Macroeconomic effects of fiscal policy on:


1. Inflation Inflation and fiscal policy affects the level of economic activities of a country. Fiscal policy is the Government's expenditure policy that influences macroeconomic conditions. Inflation is a monetary phenomenon, which is measured by changes in Consumer Price Index (CPI). The fiscal policy influences interest rates, tax rates and government spending strategy. The fiscal policy has the power to affect the level of overall demand in the economy. The primary objective of fiscal policy is to maintain the price stability, economic growth and employment of the country. Hence an appropriate fiscal policy can help in combating rising inflation rates. 2. Growth The effect of fiscal policy on economic growth is a controversial and longstanding topic in economic theory, empirical research, and economic policymaking. Most growth models predict that taxes on investment and income have a detrimental effect on growth. These taxes affect the rate of growth through a simple, direct channel: they reduce the private returns to accumulation. But not all taxes affect the rate of growth. The most important obstacle to an empirical analyses of the effects of fiscal policy on growth is that marginal tax rates and

subsidies-which are the relevant variables according to theory- are not observable. The evidence that tax rates matter for growth is disturbingly fragile. This empirical fragility contrast sharply with the robustness of the theoretical predictions: most growth models predict that income and investment taxes are detrimental to growth.

3. Levels of Employment The majority of macroeconomic models that study the effects of government spending usually view it as Purchases of goods and services. However, the main component of government consumption is compensation to employees.

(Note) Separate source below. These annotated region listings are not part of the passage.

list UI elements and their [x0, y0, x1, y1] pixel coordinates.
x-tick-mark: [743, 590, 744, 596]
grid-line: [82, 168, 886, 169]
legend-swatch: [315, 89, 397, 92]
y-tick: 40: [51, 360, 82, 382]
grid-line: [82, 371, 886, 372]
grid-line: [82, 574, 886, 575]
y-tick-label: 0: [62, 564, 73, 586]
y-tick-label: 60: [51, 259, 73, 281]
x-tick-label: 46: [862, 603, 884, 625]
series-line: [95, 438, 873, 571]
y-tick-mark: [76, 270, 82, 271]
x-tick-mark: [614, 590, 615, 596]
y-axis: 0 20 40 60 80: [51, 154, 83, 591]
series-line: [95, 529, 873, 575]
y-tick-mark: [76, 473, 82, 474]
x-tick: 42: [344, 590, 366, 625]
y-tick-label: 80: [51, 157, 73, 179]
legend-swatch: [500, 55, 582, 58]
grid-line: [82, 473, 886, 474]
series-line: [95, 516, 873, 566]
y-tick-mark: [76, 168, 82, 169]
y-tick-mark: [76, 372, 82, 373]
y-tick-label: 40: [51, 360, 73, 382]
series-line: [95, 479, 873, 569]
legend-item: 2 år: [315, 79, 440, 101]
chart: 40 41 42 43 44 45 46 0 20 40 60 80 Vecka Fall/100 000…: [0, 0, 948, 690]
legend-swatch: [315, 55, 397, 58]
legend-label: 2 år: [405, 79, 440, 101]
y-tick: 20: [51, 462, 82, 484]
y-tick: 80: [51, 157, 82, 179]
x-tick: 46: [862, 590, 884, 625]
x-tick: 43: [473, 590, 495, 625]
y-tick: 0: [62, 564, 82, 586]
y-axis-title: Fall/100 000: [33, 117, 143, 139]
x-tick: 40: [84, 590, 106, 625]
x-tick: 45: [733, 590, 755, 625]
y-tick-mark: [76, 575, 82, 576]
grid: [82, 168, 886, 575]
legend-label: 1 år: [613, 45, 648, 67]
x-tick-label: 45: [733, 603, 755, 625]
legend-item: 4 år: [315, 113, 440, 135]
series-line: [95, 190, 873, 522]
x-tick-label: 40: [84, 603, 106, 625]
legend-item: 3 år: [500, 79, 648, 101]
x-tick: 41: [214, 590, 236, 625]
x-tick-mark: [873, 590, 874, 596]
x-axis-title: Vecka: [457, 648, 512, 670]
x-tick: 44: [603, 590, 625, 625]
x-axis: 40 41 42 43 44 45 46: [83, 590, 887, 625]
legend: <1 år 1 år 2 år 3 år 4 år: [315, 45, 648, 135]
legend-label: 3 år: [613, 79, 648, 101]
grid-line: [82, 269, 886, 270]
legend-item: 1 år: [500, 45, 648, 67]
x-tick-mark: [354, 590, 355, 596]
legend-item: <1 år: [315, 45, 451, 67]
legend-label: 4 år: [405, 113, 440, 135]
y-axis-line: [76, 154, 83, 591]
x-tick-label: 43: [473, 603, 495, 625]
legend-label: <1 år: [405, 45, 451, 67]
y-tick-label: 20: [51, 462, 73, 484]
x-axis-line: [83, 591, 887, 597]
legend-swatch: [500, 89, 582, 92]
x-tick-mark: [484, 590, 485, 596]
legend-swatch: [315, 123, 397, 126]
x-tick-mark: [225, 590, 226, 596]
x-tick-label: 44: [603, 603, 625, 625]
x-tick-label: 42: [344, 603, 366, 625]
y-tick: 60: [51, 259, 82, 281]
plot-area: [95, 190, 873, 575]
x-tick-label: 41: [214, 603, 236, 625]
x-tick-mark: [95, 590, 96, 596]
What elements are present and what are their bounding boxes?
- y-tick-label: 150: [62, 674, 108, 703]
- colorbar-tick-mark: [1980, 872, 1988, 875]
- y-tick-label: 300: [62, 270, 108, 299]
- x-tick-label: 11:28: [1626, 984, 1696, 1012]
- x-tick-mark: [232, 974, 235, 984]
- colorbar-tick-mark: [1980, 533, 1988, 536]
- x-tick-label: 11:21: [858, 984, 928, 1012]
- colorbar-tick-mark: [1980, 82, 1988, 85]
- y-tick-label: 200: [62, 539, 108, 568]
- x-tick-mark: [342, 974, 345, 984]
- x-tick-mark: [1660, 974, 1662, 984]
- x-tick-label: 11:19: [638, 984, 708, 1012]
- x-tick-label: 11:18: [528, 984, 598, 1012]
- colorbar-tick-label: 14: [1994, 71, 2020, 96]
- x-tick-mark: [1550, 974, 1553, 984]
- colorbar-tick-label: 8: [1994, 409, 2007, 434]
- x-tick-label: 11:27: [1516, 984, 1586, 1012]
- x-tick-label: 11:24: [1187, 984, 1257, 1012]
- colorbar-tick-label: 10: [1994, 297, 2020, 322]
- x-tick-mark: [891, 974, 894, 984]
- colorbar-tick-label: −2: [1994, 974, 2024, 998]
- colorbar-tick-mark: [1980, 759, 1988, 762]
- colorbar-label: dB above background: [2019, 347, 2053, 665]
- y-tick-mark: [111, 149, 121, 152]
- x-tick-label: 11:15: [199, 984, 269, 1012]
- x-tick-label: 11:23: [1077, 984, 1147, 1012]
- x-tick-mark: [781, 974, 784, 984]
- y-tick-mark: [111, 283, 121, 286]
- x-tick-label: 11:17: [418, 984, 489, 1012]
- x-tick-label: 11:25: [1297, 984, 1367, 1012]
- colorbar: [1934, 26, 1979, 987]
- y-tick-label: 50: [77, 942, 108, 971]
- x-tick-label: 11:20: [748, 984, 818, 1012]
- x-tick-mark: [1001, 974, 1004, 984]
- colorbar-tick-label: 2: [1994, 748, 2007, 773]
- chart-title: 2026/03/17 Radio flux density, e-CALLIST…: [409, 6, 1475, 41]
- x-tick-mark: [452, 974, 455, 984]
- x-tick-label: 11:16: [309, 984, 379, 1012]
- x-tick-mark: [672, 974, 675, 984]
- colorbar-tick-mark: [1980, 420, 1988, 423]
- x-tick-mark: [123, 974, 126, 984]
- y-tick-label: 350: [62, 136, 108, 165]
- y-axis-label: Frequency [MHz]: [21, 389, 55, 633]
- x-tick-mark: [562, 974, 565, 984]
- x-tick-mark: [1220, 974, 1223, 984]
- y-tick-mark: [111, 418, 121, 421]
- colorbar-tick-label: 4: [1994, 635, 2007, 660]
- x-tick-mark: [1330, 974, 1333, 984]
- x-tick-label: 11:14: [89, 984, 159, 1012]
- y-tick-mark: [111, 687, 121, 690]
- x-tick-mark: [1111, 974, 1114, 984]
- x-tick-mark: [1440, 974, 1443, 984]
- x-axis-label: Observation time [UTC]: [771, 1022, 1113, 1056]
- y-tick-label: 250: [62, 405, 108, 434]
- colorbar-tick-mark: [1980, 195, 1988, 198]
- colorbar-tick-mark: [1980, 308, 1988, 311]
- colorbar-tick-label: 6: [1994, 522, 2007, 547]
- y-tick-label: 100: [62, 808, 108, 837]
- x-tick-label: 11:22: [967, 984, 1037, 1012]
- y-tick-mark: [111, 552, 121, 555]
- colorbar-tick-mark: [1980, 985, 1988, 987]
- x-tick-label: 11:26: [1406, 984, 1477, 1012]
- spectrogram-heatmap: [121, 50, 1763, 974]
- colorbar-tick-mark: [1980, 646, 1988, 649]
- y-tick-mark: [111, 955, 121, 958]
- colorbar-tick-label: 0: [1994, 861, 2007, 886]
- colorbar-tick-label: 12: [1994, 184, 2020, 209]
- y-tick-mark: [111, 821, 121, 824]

In the United States the public sector wage bill represents around 60 percent of government consumption expenditures. Government employment is an important aspect of fiscal policy, but it is also a sizable element of the labour market. In the United States around 16 percent of all employees are working in the public sector. Given its relevance, it seems plausible that part of the transmission mechanism of fiscal policy occurs through the labour market. In steady state, the optimal public sector wage premium depends mainly on the differences of the labour market frictions parameters of the public sector relative to the private sector, for instance the job security. If the government sets a higher wage, it induces too many unemployed to queue for public sector jobs and raises private sector wages, thus reducing private sector job creation and increasing unemployment. Conversely, if it sets a lower wage, few unemployed want a public sector job and the government faces recruitment problems. This further dampens job creation in the private sector and amplifies the business cycle. Deviations from the optimal policy can entail significant welfare losses. If, for instance, the public sector wage does not respond to the

cycle, volatility of unemployment doubles. The level of employment and wages in the public sector are relevant, not just because of their weight in the economy or in the government budget, but also because they play an important role over the business cycle.